Der Aufsichtsrat der Stadtwerke Lengerich (SWL) – Glasfaseranbieter Teutel ist eine 100-prozentige Tochter – wird in seiner Sitzung am 9. Dezember unter anderem über dieses Thema entscheiden. „Ob die Bagger kommen können, um die Anschlüsse direkt ins Haus zu legen, entscheiden die Tecklenburger selbst.“

Unterstützung findet der Bürgermeister bei Vertretern der drei Interessensgemeinschaften in den übrigen Ortsteilen.

Gerhard Wellemeyer aus Leeden kann sich noch genau an den Auftakt 2014 im Saal Antrup in Leeden erinnern. Gut 80 Verträge seien am ersten Abend gezeichnet worden, weitere in den folgenden Wochen. Die geforderte Quote von 45 Prozent war schnell „übersprungen“,. Seit 2015 sei Leeden „Turbo-Internet-Gemeinde“, inzwischen mit einer Teutel-Versorgung in gut 95 Prozent der Haushalte.

Nathalie Bäumer berichtet von der „übervollen Auftaktveranstaltung im Saal Franz“, wo sich viele Brochterbecker vor Ort informierten, welche Vorteile das Teutel-Netz gegenüber anderen Anbietern habe, auch wenn die monatlichen Gebühren etwas höher seien als bei anderen Anbietern.
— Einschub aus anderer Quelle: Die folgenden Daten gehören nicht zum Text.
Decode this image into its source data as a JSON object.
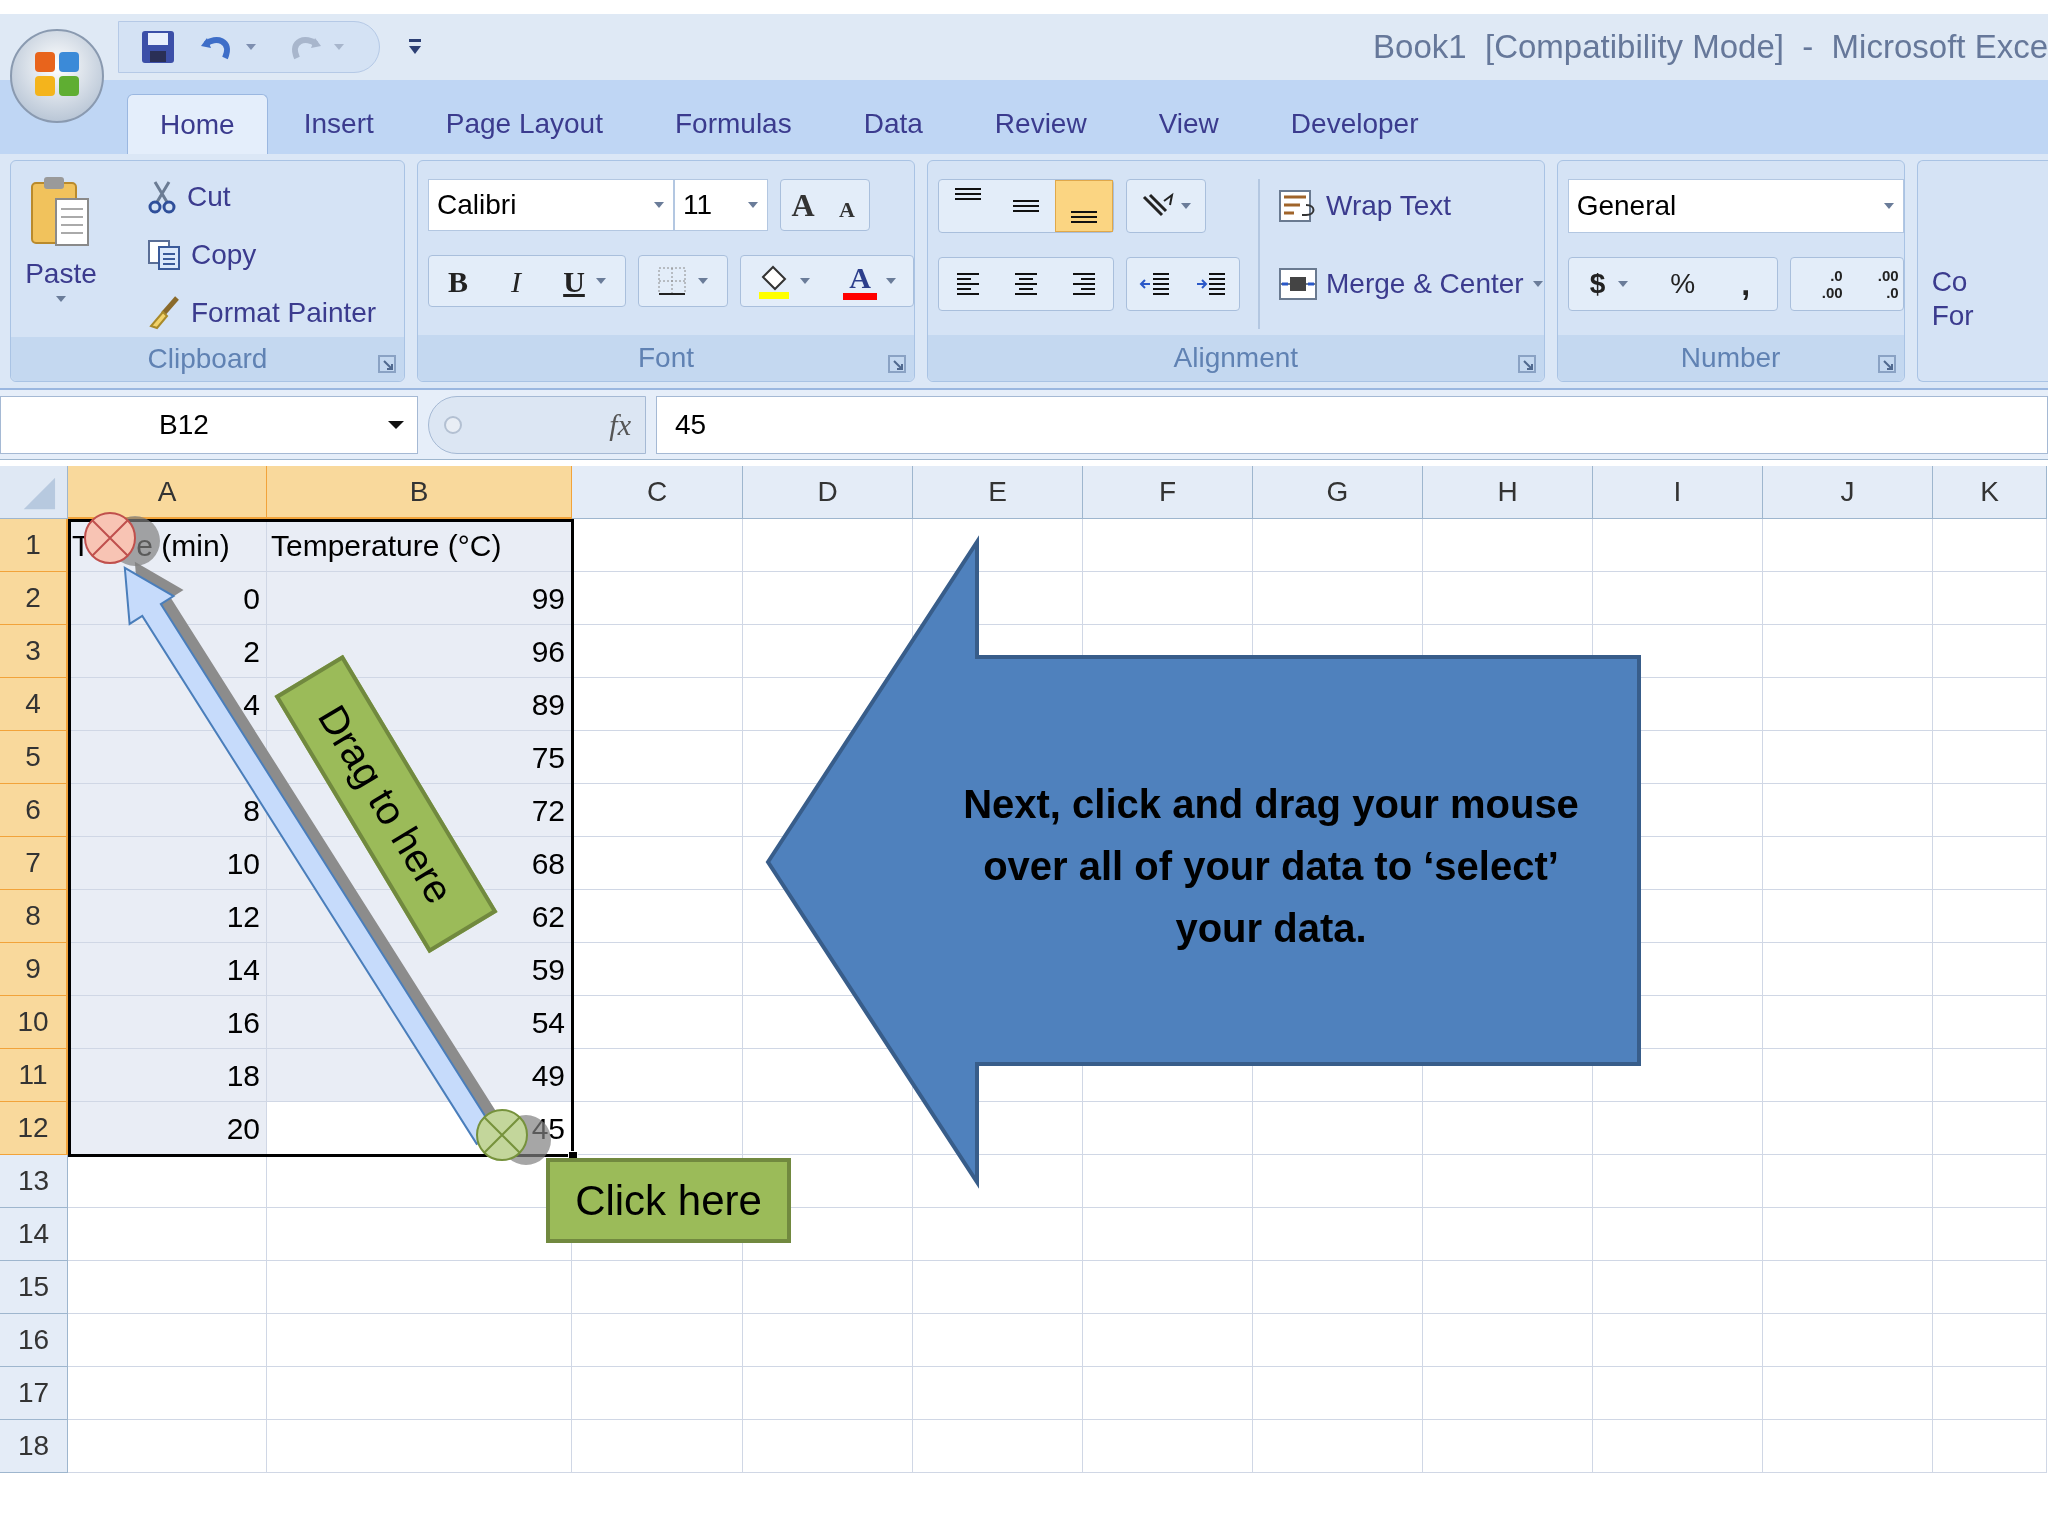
{
  "window": {
    "title": "Book1  [Compatibility Mode]  -  Microsoft Exce"
  },
  "tabs": [
    {
      "label": "Home",
      "selected": true
    },
    {
      "label": "Insert",
      "selected": false
    },
    {
      "label": "Page Layout",
      "selected": false
    },
    {
      "label": "Formulas",
      "selected": false
    },
    {
      "label": "Data",
      "selected": false
    },
    {
      "label": "Review",
      "selected": false
    },
    {
      "label": "View",
      "selected": false
    },
    {
      "label": "Developer",
      "selected": false
    }
  ],
  "clipboard": {
    "label": "Clipboard",
    "paste": "Paste",
    "cut": "Cut",
    "copy": "Copy",
    "format_painter": "Format Painter"
  },
  "font": {
    "label": "Font",
    "name": "Calibri",
    "size": "11",
    "grow": "A",
    "shrink": "A",
    "bold": "B",
    "italic": "I",
    "underline": "U",
    "font_color": "A"
  },
  "alignment": {
    "label": "Alignment",
    "vertical": [
      {
        "selected": false
      },
      {
        "selected": false
      },
      {
        "selected": true
      }
    ],
    "wrap_text": "Wrap Text",
    "merge": "Merge & Center"
  },
  "number": {
    "label": "Number",
    "format": "General",
    "currency": "$",
    "percent": "%",
    "comma": ",",
    "increase_decimal": [
      ".0",
      ".00"
    ],
    "decrease_decimal": [
      ".00",
      ".0"
    ]
  },
  "next_group": {
    "lines": [
      "Co",
      "For"
    ]
  },
  "formula_bar": {
    "name_box": "B12",
    "fx": "fx",
    "value": "45"
  },
  "sheet": {
    "columns": [
      {
        "label": "A",
        "selected": true
      },
      {
        "label": "B",
        "selected": true
      },
      {
        "label": "C",
        "selected": false
      },
      {
        "label": "D",
        "selected": false
      },
      {
        "label": "E",
        "selected": false
      },
      {
        "label": "F",
        "selected": false
      },
      {
        "label": "G",
        "selected": false
      },
      {
        "label": "H",
        "selected": false
      },
      {
        "label": "I",
        "selected": false
      },
      {
        "label": "J",
        "selected": false
      },
      {
        "label": "K",
        "selected": false
      }
    ],
    "rows": [
      {
        "label": "1",
        "selected": true,
        "cells": [
          {
            "kind": "text",
            "parts": [
              "T",
              "e (min)"
            ],
            "selected": true,
            "active": false
          },
          {
            "kind": "text",
            "text": "Temperature (°C)",
            "selected": true,
            "active": false
          }
        ]
      },
      {
        "label": "2",
        "selected": true,
        "cells": [
          {
            "kind": "number",
            "text": "0",
            "selected": true,
            "active": false
          },
          {
            "kind": "number",
            "text": "99",
            "selected": true,
            "active": false
          }
        ]
      },
      {
        "label": "3",
        "selected": true,
        "cells": [
          {
            "kind": "number",
            "text": "2",
            "selected": true,
            "active": false
          },
          {
            "kind": "number",
            "text": "96",
            "selected": true,
            "active": false
          }
        ]
      },
      {
        "label": "4",
        "selected": true,
        "cells": [
          {
            "kind": "number",
            "text": "4",
            "selected": true,
            "active": false
          },
          {
            "kind": "number",
            "text": "89",
            "selected": true,
            "active": false
          }
        ]
      },
      {
        "label": "5",
        "selected": true,
        "cells": [
          {
            "kind": "number",
            "selected": true,
            "active": false
          },
          {
            "kind": "number",
            "text": "75",
            "selected": true,
            "active": false
          }
        ]
      },
      {
        "label": "6",
        "selected": true,
        "cells": [
          {
            "kind": "number",
            "text": "8",
            "selected": true,
            "active": false
          },
          {
            "kind": "number",
            "text": "72",
            "selected": true,
            "active": false
          }
        ]
      },
      {
        "label": "7",
        "selected": true,
        "cells": [
          {
            "kind": "number",
            "text": "10",
            "selected": true,
            "active": false
          },
          {
            "kind": "number",
            "text": "68",
            "selected": true,
            "active": false
          }
        ]
      },
      {
        "label": "8",
        "selected": true,
        "cells": [
          {
            "kind": "number",
            "text": "12",
            "selected": true,
            "active": false
          },
          {
            "kind": "number",
            "text": "62",
            "selected": true,
            "active": false
          }
        ]
      },
      {
        "label": "9",
        "selected": true,
        "cells": [
          {
            "kind": "number",
            "text": "14",
            "selected": true,
            "active": false
          },
          {
            "kind": "number",
            "text": "59",
            "selected": true,
            "active": false
          }
        ]
      },
      {
        "label": "10",
        "selected": true,
        "cells": [
          {
            "kind": "number",
            "text": "16",
            "selected": true,
            "active": false
          },
          {
            "kind": "number",
            "text": "54",
            "selected": true,
            "active": false
          }
        ]
      },
      {
        "label": "11",
        "selected": true,
        "cells": [
          {
            "kind": "number",
            "text": "18",
            "selected": true,
            "active": false
          },
          {
            "kind": "number",
            "text": "49",
            "selected": true,
            "active": false
          }
        ]
      },
      {
        "label": "12",
        "selected": true,
        "cells": [
          {
            "kind": "number",
            "text": "20",
            "selected": true,
            "active": false
          },
          {
            "kind": "number",
            "text": "45",
            "selected": true,
            "active": true
          }
        ]
      },
      {
        "label": "13",
        "selected": false
      },
      {
        "label": "14",
        "selected": false
      },
      {
        "label": "15",
        "selected": false
      },
      {
        "label": "16",
        "selected": false
      },
      {
        "label": "17",
        "selected": false
      },
      {
        "label": "18",
        "selected": false
      }
    ]
  },
  "callout": {
    "text": "Next, click and drag your mouse over all of your data to ‘select’ your data."
  },
  "drag_label": "Drag to here",
  "click_label": "Click here"
}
Auch Michael Reinsch aus Ledde ist von der Teutel überzeugt. Schon bei der Auftaktveranstaltung in den Ledder Werkstätten habe sich eine gute Beteiligung abgezeichnet. Letztendlich sei die Quote übertroffen worden, weil durch Info-Flyer und Hausbesuche ausreichend Interessenten überzeugt wurden. „Keiner hat es bereut“.

Einig sind sich die drei IG-Vertreter: kompetenter und erreichbarer Service – es gibt die SWL-Hauptstelle in Lengerich und eine Geschäftsstelle in Brochterbeck – konstante Leitungen sorgten im Ergebnis für zufriedene Kunden.
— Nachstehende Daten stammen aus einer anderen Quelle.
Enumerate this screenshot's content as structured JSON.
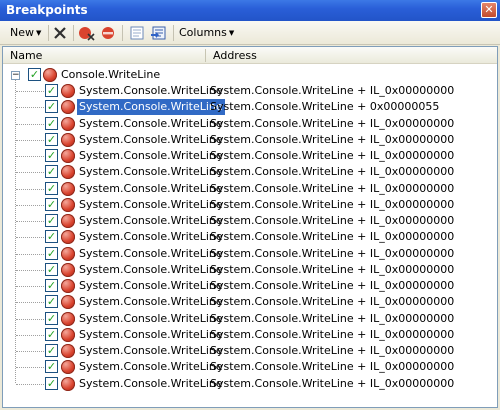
{
  "window": {
    "title": "Breakpoints",
    "close_label": "✕"
  },
  "toolbar": {
    "new_label": "New",
    "columns_label": "Columns",
    "icons": [
      "delete-icon",
      "disable-all-icon",
      "delete-all-icon",
      "goto-source-icon",
      "goto-disassembly-icon"
    ]
  },
  "columns": {
    "name": "Name",
    "address": "Address"
  },
  "colors": {
    "selection": "#316ac5",
    "breakpoint": "#d9432e",
    "checkmark": "#21a121"
  },
  "tree": {
    "root": {
      "label": "Console.WriteLine",
      "expanded": true,
      "checked": true
    },
    "children": [
      {
        "name": "System.Console.WriteLine",
        "address": "System.Console.WriteLine + IL_0x00000000",
        "checked": true,
        "selected": false
      },
      {
        "name": "System.Console.WriteLine",
        "address": "System.Console.WriteLine + 0x00000055",
        "checked": true,
        "selected": true
      },
      {
        "name": "System.Console.WriteLine",
        "address": "System.Console.WriteLine + IL_0x00000000",
        "checked": true,
        "selected": false
      },
      {
        "name": "System.Console.WriteLine",
        "address": "System.Console.WriteLine + IL_0x00000000",
        "checked": true,
        "selected": false
      },
      {
        "name": "System.Console.WriteLine",
        "address": "System.Console.WriteLine + IL_0x00000000",
        "checked": true,
        "selected": false
      },
      {
        "name": "System.Console.WriteLine",
        "address": "System.Console.WriteLine + IL_0x00000000",
        "checked": true,
        "selected": false
      },
      {
        "name": "System.Console.WriteLine",
        "address": "System.Console.WriteLine + IL_0x00000000",
        "checked": true,
        "selected": false
      },
      {
        "name": "System.Console.WriteLine",
        "address": "System.Console.WriteLine + IL_0x00000000",
        "checked": true,
        "selected": false
      },
      {
        "name": "System.Console.WriteLine",
        "address": "System.Console.WriteLine + IL_0x00000000",
        "checked": true,
        "selected": false
      },
      {
        "name": "System.Console.WriteLine",
        "address": "System.Console.WriteLine + IL_0x00000000",
        "checked": true,
        "selected": false
      },
      {
        "name": "System.Console.WriteLine",
        "address": "System.Console.WriteLine + IL_0x00000000",
        "checked": true,
        "selected": false
      },
      {
        "name": "System.Console.WriteLine",
        "address": "System.Console.WriteLine + IL_0x00000000",
        "checked": true,
        "selected": false
      },
      {
        "name": "System.Console.WriteLine",
        "address": "System.Console.WriteLine + IL_0x00000000",
        "checked": true,
        "selected": false
      },
      {
        "name": "System.Console.WriteLine",
        "address": "System.Console.WriteLine + IL_0x00000000",
        "checked": true,
        "selected": false
      },
      {
        "name": "System.Console.WriteLine",
        "address": "System.Console.WriteLine + IL_0x00000000",
        "checked": true,
        "selected": false
      },
      {
        "name": "System.Console.WriteLine",
        "address": "System.Console.WriteLine + IL_0x00000000",
        "checked": true,
        "selected": false
      },
      {
        "name": "System.Console.WriteLine",
        "address": "System.Console.WriteLine + IL_0x00000000",
        "checked": true,
        "selected": false
      },
      {
        "name": "System.Console.WriteLine",
        "address": "System.Console.WriteLine + IL_0x00000000",
        "checked": true,
        "selected": false
      },
      {
        "name": "System.Console.WriteLine",
        "address": "System.Console.WriteLine + IL_0x00000000",
        "checked": true,
        "selected": false
      }
    ]
  }
}
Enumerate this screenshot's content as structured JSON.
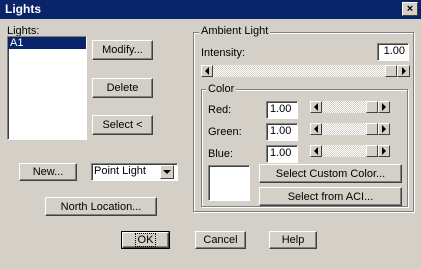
{
  "window": {
    "title": "Lights",
    "close": "×"
  },
  "lights": {
    "label": "Lights:",
    "items": [
      "A1"
    ]
  },
  "buttons": {
    "modify": "Modify...",
    "delete": "Delete",
    "select": "Select <",
    "new": "New...",
    "north": "North Location...",
    "ok": "OK",
    "cancel": "Cancel",
    "help": "Help"
  },
  "light_type": {
    "value": "Point Light"
  },
  "ambient": {
    "title": "Ambient Light",
    "intensity_label": "Intensity:",
    "intensity_value": "1.00",
    "intensity_level": 1.0
  },
  "color": {
    "title": "Color",
    "red_label": "Red:",
    "red_value": "1.00",
    "green_label": "Green:",
    "green_value": "1.00",
    "blue_label": "Blue:",
    "blue_value": "1.00",
    "swatch": "#ffffff",
    "select_custom": "Select Custom Color...",
    "select_aci": "Select from ACI..."
  }
}
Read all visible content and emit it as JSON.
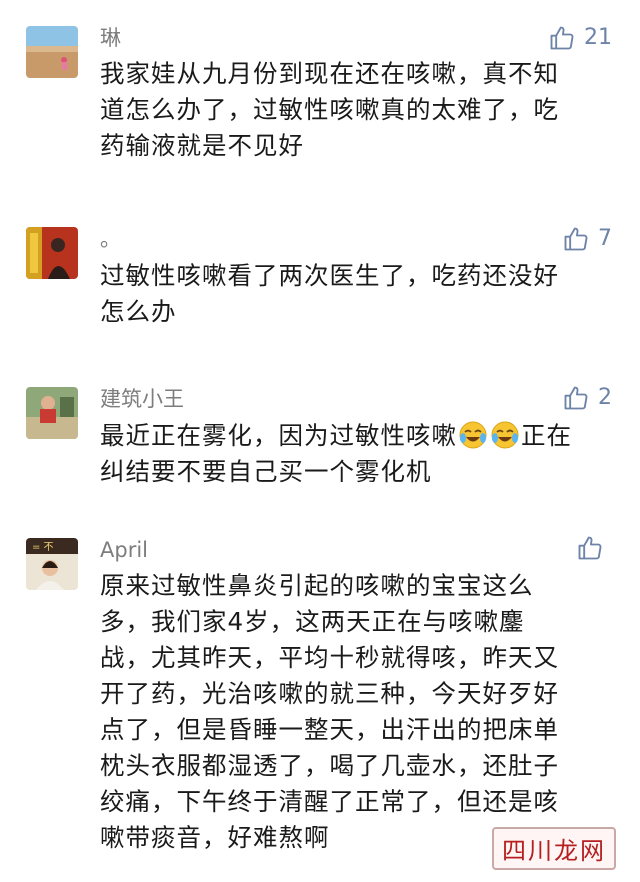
{
  "comments": [
    {
      "name": "琳",
      "likes": "21",
      "lines": [
        "我家娃从九月份到现在还在咳嗽，真不知",
        "道怎么办了，过敏性咳嗽真的太难了，吃",
        "药输液就是不见好"
      ]
    },
    {
      "name": "。",
      "likes": "7",
      "lines": [
        "过敏性咳嗽看了两次医生了，吃药还没好",
        "怎么办"
      ]
    },
    {
      "name": "建筑小王",
      "likes": "2",
      "line1_a": "最近正在雾化，因为过敏性咳嗽",
      "line1_b": "正在",
      "emoji_name": "laughing-tears-emoji",
      "line2": "纠结要不要自己买一个雾化机"
    },
    {
      "name": "April",
      "likes": "",
      "lines": [
        "原来过敏性鼻炎引起的咳嗽的宝宝这么",
        "多，我们家4岁，这两天正在与咳嗽鏖",
        "战，尤其昨天，平均十秒就得咳，昨天又",
        "开了药，光治咳嗽的就三种，今天好歹好",
        "点了，但是昏睡一整天，出汗出的把床单",
        "枕头衣服都湿透了，喝了几壶水，还肚子",
        "绞痛，下午终于清醒了正常了，但还是咳",
        "嗽带痰音，好难熬啊"
      ]
    }
  ],
  "watermark": "四川龙网",
  "colors": {
    "name": "#7d7d7d",
    "like": "#6e83a8",
    "text": "#1a1a1a"
  }
}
Gerade in der Pandemie habe sich das schnelle Internet ausgezahlt, gibt Reinsch ein Beispiel. Er habe im Homeoffice gearbeitet, seine Kinder im Home-Schooling. „Alles lief reibungslos mit dem schnellen Internet.“ Das habe aber auch nur deshalb funktionieren können. Wellemeyer und Bäumer stimmen zu – sie könnten weitere Beispiele nennen.

Für den Ortsteil Tecklenburg hat es aufgrund der Pandemie keine Auftaktveranstaltung gegeben. Auch sind die Versammlungen großer Vereine ausgefallen, auf denen viele Menschen erreicht worden wären. „Teutel-Vertreter haben an den Markttagen gezielt Leute angesprochen, und das durchaus erfolgreich,“ betont Bürgermeister Streit. Insgesamt habe es offenbar an ausreichend Multiplikatoren für das schnelle Internet gefehlt.
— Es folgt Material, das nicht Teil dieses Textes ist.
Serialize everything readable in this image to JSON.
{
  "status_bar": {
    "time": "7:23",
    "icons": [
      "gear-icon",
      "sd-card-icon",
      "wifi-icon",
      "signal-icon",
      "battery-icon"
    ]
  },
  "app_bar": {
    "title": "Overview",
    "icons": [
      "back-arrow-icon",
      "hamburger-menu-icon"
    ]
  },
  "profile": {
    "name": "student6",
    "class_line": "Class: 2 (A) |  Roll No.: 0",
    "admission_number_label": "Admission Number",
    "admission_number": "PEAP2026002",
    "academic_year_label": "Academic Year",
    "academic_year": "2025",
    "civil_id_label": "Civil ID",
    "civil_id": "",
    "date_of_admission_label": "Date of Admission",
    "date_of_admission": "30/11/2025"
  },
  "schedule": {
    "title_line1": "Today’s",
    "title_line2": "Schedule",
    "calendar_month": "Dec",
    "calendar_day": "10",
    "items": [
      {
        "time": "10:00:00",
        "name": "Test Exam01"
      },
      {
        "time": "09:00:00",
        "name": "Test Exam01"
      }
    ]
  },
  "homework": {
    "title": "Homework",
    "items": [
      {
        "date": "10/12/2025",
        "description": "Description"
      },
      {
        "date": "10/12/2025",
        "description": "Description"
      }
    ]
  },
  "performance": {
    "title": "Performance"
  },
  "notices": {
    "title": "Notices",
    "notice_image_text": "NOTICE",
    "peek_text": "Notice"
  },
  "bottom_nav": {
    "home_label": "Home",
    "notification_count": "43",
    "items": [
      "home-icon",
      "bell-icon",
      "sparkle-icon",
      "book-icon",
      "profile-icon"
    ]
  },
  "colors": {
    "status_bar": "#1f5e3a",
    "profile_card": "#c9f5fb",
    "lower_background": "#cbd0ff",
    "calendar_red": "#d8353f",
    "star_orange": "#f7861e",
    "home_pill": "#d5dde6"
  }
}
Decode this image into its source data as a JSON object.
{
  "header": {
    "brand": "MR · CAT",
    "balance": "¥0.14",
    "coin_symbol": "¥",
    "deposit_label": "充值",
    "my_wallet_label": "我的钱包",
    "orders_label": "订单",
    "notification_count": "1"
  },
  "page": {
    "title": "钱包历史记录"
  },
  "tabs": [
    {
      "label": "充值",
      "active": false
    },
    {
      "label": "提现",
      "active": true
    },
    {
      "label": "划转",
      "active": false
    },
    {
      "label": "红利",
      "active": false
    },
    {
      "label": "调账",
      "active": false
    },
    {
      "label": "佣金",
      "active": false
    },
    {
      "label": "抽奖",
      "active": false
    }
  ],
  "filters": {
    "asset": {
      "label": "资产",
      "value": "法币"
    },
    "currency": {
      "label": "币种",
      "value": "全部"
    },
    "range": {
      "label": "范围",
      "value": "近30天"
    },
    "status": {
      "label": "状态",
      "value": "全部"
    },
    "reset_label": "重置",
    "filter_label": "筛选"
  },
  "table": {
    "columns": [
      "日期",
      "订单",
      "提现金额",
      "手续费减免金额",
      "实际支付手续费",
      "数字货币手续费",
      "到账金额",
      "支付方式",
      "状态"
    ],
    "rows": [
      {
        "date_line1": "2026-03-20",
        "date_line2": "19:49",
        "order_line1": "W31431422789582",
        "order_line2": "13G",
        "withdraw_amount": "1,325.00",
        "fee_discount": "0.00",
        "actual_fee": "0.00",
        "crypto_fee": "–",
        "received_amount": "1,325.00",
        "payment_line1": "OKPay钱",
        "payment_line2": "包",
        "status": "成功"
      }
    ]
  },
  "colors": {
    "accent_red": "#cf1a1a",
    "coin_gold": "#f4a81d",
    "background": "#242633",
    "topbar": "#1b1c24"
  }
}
Der Verwaltungschef will sich noch einmal per Mail an alle Vereine wenden und für die Vorteile des schnellen Internets werben. „Wir wollen noch einmal für das Thema sensibilisieren“. Er erinnert daran, dass die Straßen Ekenhoff und Auf dem Broek­land bereits angeschlossen und in die bisherige Quote eingerechnet seien. Im Sommer seien zudem die Schulen und das Rathaus im Ortsteil „versorgt“ worden. „Wir haben Pflöcke zur Nachfragebündelung eingeschlagen.“ Streit ergänzt, dass die geforderte Quote in Tecklenburg aufgrund der topographischen Besonderheiten etwas höher liege.

„Schnelles Internet ist die Zukunft – wir investieren also in unsere Zukunft“ hofft der Bürgermeister noch ein wenig, dass das, was in den drei anderen Ortsteilen geklappt hat, auch in Tecklenburg gelingt. Die Meldefrist endet am 30. November.